It wasn't just a quarter to forget for Casa Systems, it was a quarter to bury deep in a hole somewhere.
Reeling from a New Year's Day hangover that lasted an agonizing three months, Casa reported that its revenues plunged nearly 60% in Q1 as sales of its cable, telco and wireless network access equipment and software all fell off the table. Total company revenues sank to $35.5 million in the winter quarter, down from $89.1 million a year earlier, causing the company to post its first quarterly loss in a decade.
"The first quarter was one of our toughest quarters," Casa President and CEO Jerry Guo noted on a solemn earnings call with analysts late Wednesday. "We are extremely disappointed with the results."
In a nutshell, everything went south for Casa in the first quarter. Its prime MSO customers cut back steeply on orders for Distributed Access Architecture (DAA), integrated Converged Cable Access Platform (CCAP) and virtual CCAP equipment and software while its newer lines of wireless and telco access products and services didn't take off as fast as anticipated.
"We believe the MSOs are cutting spending to the bone," Guo said, terming it "an industry-wide slowdown" following years of heavy spending by cable operators on DOCSIS 3.1, CCAP, DAA, Fiber Deep, digital video and other network upgrades. "It's hard to imagine that can continue much longer."

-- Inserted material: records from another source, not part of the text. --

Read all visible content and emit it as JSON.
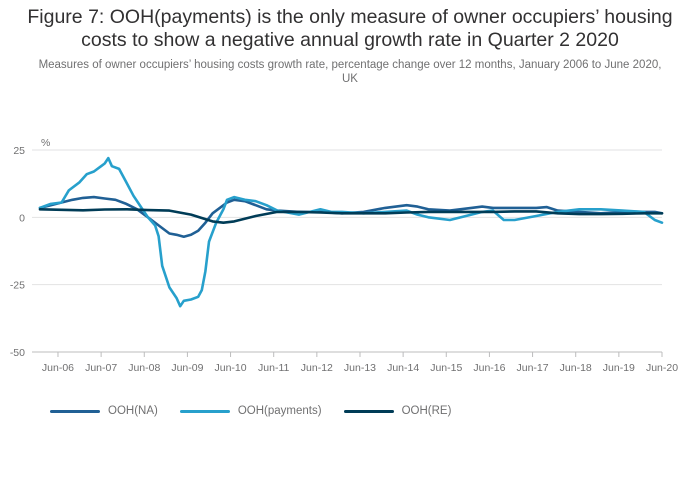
{
  "title": "Figure 7: OOH(payments) is the only measure of owner occupiers’ housing costs to show a negative annual growth rate in Quarter 2 2020",
  "subtitle": "Measures of owner occupiers’ housing costs growth rate, percentage change over 12 months, January 2006 to June 2020, UK",
  "chart_data": {
    "type": "line",
    "title": "Figure 7: OOH(payments) is the only measure of owner occupiers’ housing costs to show a negative annual growth rate in Quarter 2 2020",
    "subtitle": "Measures of owner occupiers’ housing costs growth rate, percentage change over 12 months, January 2006 to June 2020, UK",
    "ylabel": "%",
    "xlabel": "",
    "ylim": [
      -50,
      25
    ],
    "yticks": [
      25,
      0,
      -25,
      -50
    ],
    "x_start": "Jan-06",
    "x_end": "Jun-20",
    "x_tick_labels": [
      "Jun-06",
      "Jun-07",
      "Jun-08",
      "Jun-09",
      "Jun-10",
      "Jun-11",
      "Jun-12",
      "Jun-13",
      "Jun-14",
      "Jun-15",
      "Jun-16",
      "Jun-17",
      "Jun-18",
      "Jun-19",
      "Jun-20"
    ],
    "grid": "horizontal",
    "legend_position": "bottom-left",
    "series": [
      {
        "name": "OOH(NA)",
        "color": "#206095",
        "points": [
          [
            "Jan-06",
            3.5
          ],
          [
            "Apr-06",
            4.5
          ],
          [
            "Jul-06",
            5.5
          ],
          [
            "Oct-06",
            6.5
          ],
          [
            "Jan-07",
            7.2
          ],
          [
            "Apr-07",
            7.5
          ],
          [
            "Jul-07",
            7.0
          ],
          [
            "Oct-07",
            6.5
          ],
          [
            "Jan-08",
            5.0
          ],
          [
            "Apr-08",
            3.0
          ],
          [
            "Jul-08",
            0.0
          ],
          [
            "Oct-08",
            -3.0
          ],
          [
            "Jan-09",
            -6.0
          ],
          [
            "Mar-09",
            -6.5
          ],
          [
            "May-09",
            -7.2
          ],
          [
            "Jul-09",
            -6.5
          ],
          [
            "Sep-09",
            -5.0
          ],
          [
            "Nov-09",
            -2.0
          ],
          [
            "Jan-10",
            1.5
          ],
          [
            "Mar-10",
            3.5
          ],
          [
            "May-10",
            5.5
          ],
          [
            "Jul-10",
            6.5
          ],
          [
            "Oct-10",
            6.0
          ],
          [
            "Jan-11",
            4.5
          ],
          [
            "Apr-11",
            3.0
          ],
          [
            "Jul-11",
            2.5
          ],
          [
            "Jan-12",
            2.0
          ],
          [
            "Jul-12",
            2.0
          ],
          [
            "Jan-13",
            1.5
          ],
          [
            "Jul-13",
            2.0
          ],
          [
            "Jan-14",
            3.5
          ],
          [
            "Jul-14",
            4.5
          ],
          [
            "Oct-14",
            4.0
          ],
          [
            "Jan-15",
            3.0
          ],
          [
            "Jul-15",
            2.5
          ],
          [
            "Jan-16",
            3.5
          ],
          [
            "Apr-16",
            4.0
          ],
          [
            "Jul-16",
            3.5
          ],
          [
            "Jan-17",
            3.5
          ],
          [
            "Jul-17",
            3.5
          ],
          [
            "Oct-17",
            3.8
          ],
          [
            "Jan-18",
            2.5
          ],
          [
            "Jul-18",
            2.0
          ],
          [
            "Jan-19",
            1.5
          ],
          [
            "Jul-19",
            2.0
          ],
          [
            "Jan-20",
            2.0
          ],
          [
            "Apr-20",
            2.0
          ],
          [
            "Jun-20",
            1.5
          ]
        ]
      },
      {
        "name": "OOH(payments)",
        "color": "#27a0cc",
        "points": [
          [
            "Jan-06",
            3.5
          ],
          [
            "Apr-06",
            5.0
          ],
          [
            "Jul-06",
            5.5
          ],
          [
            "Sep-06",
            10.0
          ],
          [
            "Dec-06",
            13.0
          ],
          [
            "Feb-07",
            16.0
          ],
          [
            "Apr-07",
            17.0
          ],
          [
            "Jun-07",
            19.0
          ],
          [
            "Jul-07",
            20.0
          ],
          [
            "Aug-07",
            22.0
          ],
          [
            "Sep-07",
            19.0
          ],
          [
            "Nov-07",
            18.0
          ],
          [
            "Jan-08",
            13.0
          ],
          [
            "Mar-08",
            8.0
          ],
          [
            "May-08",
            4.0
          ],
          [
            "Jul-08",
            0.0
          ],
          [
            "Sep-08",
            -3.0
          ],
          [
            "Oct-08",
            -7.0
          ],
          [
            "Nov-08",
            -18.0
          ],
          [
            "Jan-09",
            -26.0
          ],
          [
            "Mar-09",
            -30.0
          ],
          [
            "Apr-09",
            -33.0
          ],
          [
            "May-09",
            -31.0
          ],
          [
            "Jul-09",
            -30.5
          ],
          [
            "Sep-09",
            -29.5
          ],
          [
            "Oct-09",
            -27.0
          ],
          [
            "Nov-09",
            -20.0
          ],
          [
            "Dec-09",
            -9.0
          ],
          [
            "Feb-10",
            -2.0
          ],
          [
            "Apr-10",
            3.0
          ],
          [
            "May-10",
            6.5
          ],
          [
            "Jul-10",
            7.5
          ],
          [
            "Oct-10",
            6.5
          ],
          [
            "Jan-11",
            6.0
          ],
          [
            "Apr-11",
            4.5
          ],
          [
            "Jul-11",
            2.5
          ],
          [
            "Jan-12",
            1.0
          ],
          [
            "Jul-12",
            3.0
          ],
          [
            "Oct-12",
            2.0
          ],
          [
            "Jan-13",
            2.0
          ],
          [
            "Jul-13",
            1.5
          ],
          [
            "Jan-14",
            2.0
          ],
          [
            "Jul-14",
            2.5
          ],
          [
            "Oct-14",
            1.0
          ],
          [
            "Jan-15",
            0.0
          ],
          [
            "Jul-15",
            -1.0
          ],
          [
            "Jan-16",
            1.0
          ],
          [
            "Apr-16",
            2.0
          ],
          [
            "Jul-16",
            2.5
          ],
          [
            "Oct-16",
            -1.0
          ],
          [
            "Jan-17",
            -1.0
          ],
          [
            "Jul-17",
            0.5
          ],
          [
            "Jan-18",
            2.0
          ],
          [
            "Jul-18",
            3.0
          ],
          [
            "Jan-19",
            3.0
          ],
          [
            "Jul-19",
            2.5
          ],
          [
            "Jan-20",
            2.0
          ],
          [
            "Apr-20",
            -1.0
          ],
          [
            "Jun-20",
            -2.0
          ]
        ]
      },
      {
        "name": "OOH(RE)",
        "color": "#003c57",
        "points": [
          [
            "Jan-06",
            3.0
          ],
          [
            "Jul-06",
            2.8
          ],
          [
            "Jan-07",
            2.6
          ],
          [
            "Jul-07",
            2.9
          ],
          [
            "Jan-08",
            3.0
          ],
          [
            "Jul-08",
            2.7
          ],
          [
            "Jan-09",
            2.5
          ],
          [
            "Jul-09",
            1.0
          ],
          [
            "Jan-10",
            -1.5
          ],
          [
            "Apr-10",
            -2.0
          ],
          [
            "Jul-10",
            -1.5
          ],
          [
            "Jan-11",
            0.5
          ],
          [
            "Jul-11",
            2.0
          ],
          [
            "Jan-12",
            2.0
          ],
          [
            "Jul-12",
            1.8
          ],
          [
            "Jan-13",
            1.5
          ],
          [
            "Jul-13",
            1.5
          ],
          [
            "Jan-14",
            1.5
          ],
          [
            "Jul-14",
            1.8
          ],
          [
            "Jan-15",
            2.0
          ],
          [
            "Jul-15",
            2.0
          ],
          [
            "Jan-16",
            2.0
          ],
          [
            "Jul-16",
            2.0
          ],
          [
            "Jan-17",
            2.2
          ],
          [
            "Jul-17",
            2.2
          ],
          [
            "Jan-18",
            1.5
          ],
          [
            "Jul-18",
            1.2
          ],
          [
            "Jan-19",
            1.2
          ],
          [
            "Jul-19",
            1.3
          ],
          [
            "Jan-20",
            1.5
          ],
          [
            "Jun-20",
            1.5
          ]
        ]
      }
    ]
  }
}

Taken aback by such an unexpectedly steep revenue decline, analysts questioned why Casa didn't issue a warning about its results before announcing them. "A miss of this magnitude warrants a pre-announcement," wrote Simon Leopold, an analyst with Raymond James & Associates, in a note to investors this morning.

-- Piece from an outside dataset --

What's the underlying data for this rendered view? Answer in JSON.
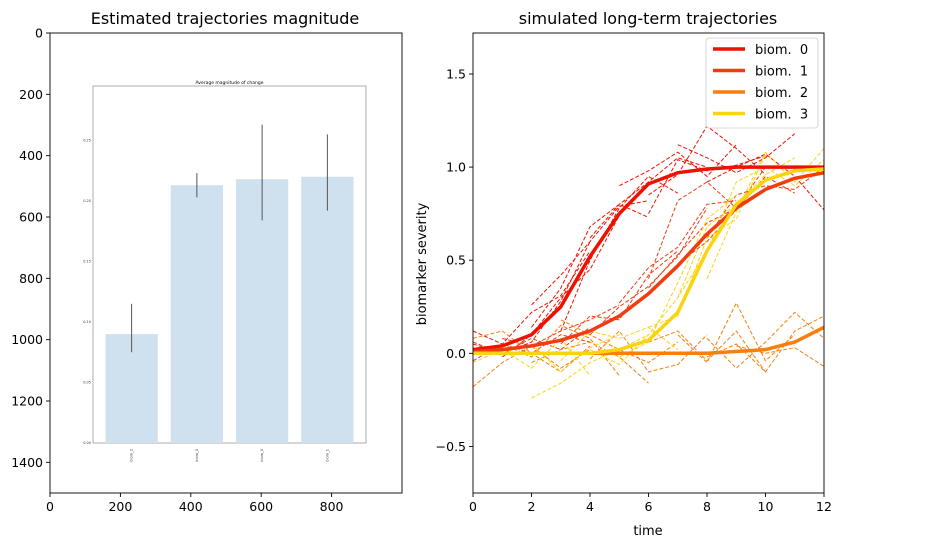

Casa executives coountered that thy did indeed warn investors and analysts on their fourth quarter earnings call in March that the first half of the year would be slow, with the first quarter being the worst. But they admitted that the first quarter results limped in even lower than they anticipated.
Despite the Qi shortfall, Casa officials maintained that the company would still meet its prior revenue targets for the year, namely between $250 million and $300 million. Citing a bulging pipeline of field trials, RFPs and RFIs, especially in the cable and wireless sectors, they insisted that sales should pick up each quarter through the rest of the year, with the third and fourth quarters performing especially well.